Guidance and making a Will in the TRNC
and Probate in the TRNC

Guidance and making a Will in the TRNC and Probate in the TRNC

Planning ahead in life always gives you benefits, as an old saying states that “If you are failing to plan, you plan to fail”. The inheritance law and regulations differentiate in each country. Many people who live permanently or temporarily in Northern Cyprus own estates, however they have a lack of information on inheritance procedures. In Northern Cyprus inheritance rules and regulations are mainly based on “Wills and Succession Law 1959”. It is not very difficult to make a Will in Northern Cyprus, as long as one follows the correct procedure. Many people believe that a simple handwritten Will is valid and sufficient, however it is not the case. If the required procedure is not followed the testator’s Will will be held invalid. This is an unwanted result as one may have wanted to leave his or her legal estate differently to a preferred benefıciary.

Why do I need to make a Will in Northern Cyprus?

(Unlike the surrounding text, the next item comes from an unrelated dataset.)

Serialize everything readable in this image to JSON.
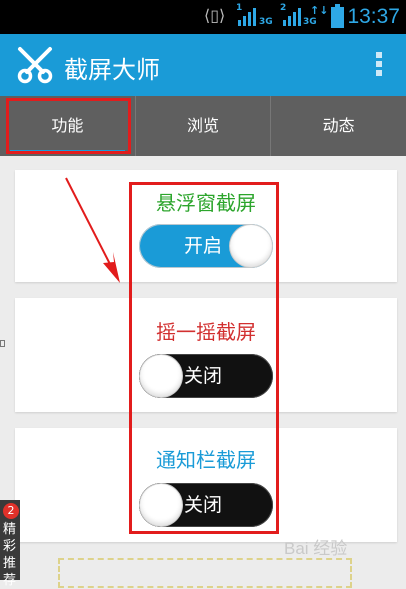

Many people who live in TRNC either temporarily or permanently own a property, a car or a bank account, however there is a common misunderstanding that they believe after they pass away their spouse will inherit everything they own. However, according to Northern Cyprus’s “Wills and Succession Law 1959” where a person dies leaving a spouse and children, the spouse will receive only 1/6 of the property and the rest will pass on children or grandchildren. In case there are no children or grandchildren the spouse will receive ½ of the estate and the rest will pass to deceased’s siblings or parents or cousins up to 6th degree of kindered. If there are no living children, siblings, parents or nieces and nephews the spouse will inherit ¾ of the estate and the rest will pass to any relatives up to 6th degree kindered. Under TRNC law in the state of being intestate spouses receive less than they would receive in a divorce case. This is a very difficult position for a spouse whom may have shared many years of his or her life with their partner. Also unmarried couples are not entitled to claim any legal right from their partner’s estate. This rule applies to children born to unmarried parents who have no entitlement in the estate of their father. In addition Civil Partnership is not recognised in Northern Cyprus and the spouse will not be able claim legal entitlement under Northern Cyprus laws.

Do I need to make a Will in Northern Cyprus even if I have made a Will in my home country? Most people believe that once they have made a Will in their home country it will be applicable in Northern Cyprus. The Will made might be valid in the country where the Will has been made, however it might not meet the jurisdictional requirements in Northern Cyprus. Once you have made a Will in another country, lawyers based in that country will not have sufficient knowledge of TRNC law and will not be able to provide you with accurate information. In some cases, in countries such as United Kingdom, people may pass all their assets by Will to one person who is not a relative, whereas that is not the case in TRNC. Any asset that you own in Northern Cyprus may be left to a kinder up to sixth degree. In some cases the Will made abroad might be valid, however the probation process can be more complicated. The Probate Registrar may require additional conditions in order to prove the Will such as requiring a witness who attested the will to sign an affidavit. The deceased’s family may have difficulties reaching the witnesses if they are not professional solicitors, or the witness may have passed away before the testator. It is more cost efficient and guaranteed to make a Will in Northern Cyprus for your assets and property.

What do I need to make a Will in Northern Cyprus? Once the Will is prepared according to the regulations in Northern Cyprus, it needs to be registered at the court by a registrar. At the registration process the testator has to be present with two witnesses. They have to sign each page in order to confirm that they have read the Will. There is also a stamp fee, which is due to be paid at the registration; the amount depends on the length of the Will. Lastly the registrar stamps and confirms the Will and secures it until the testator is deceased.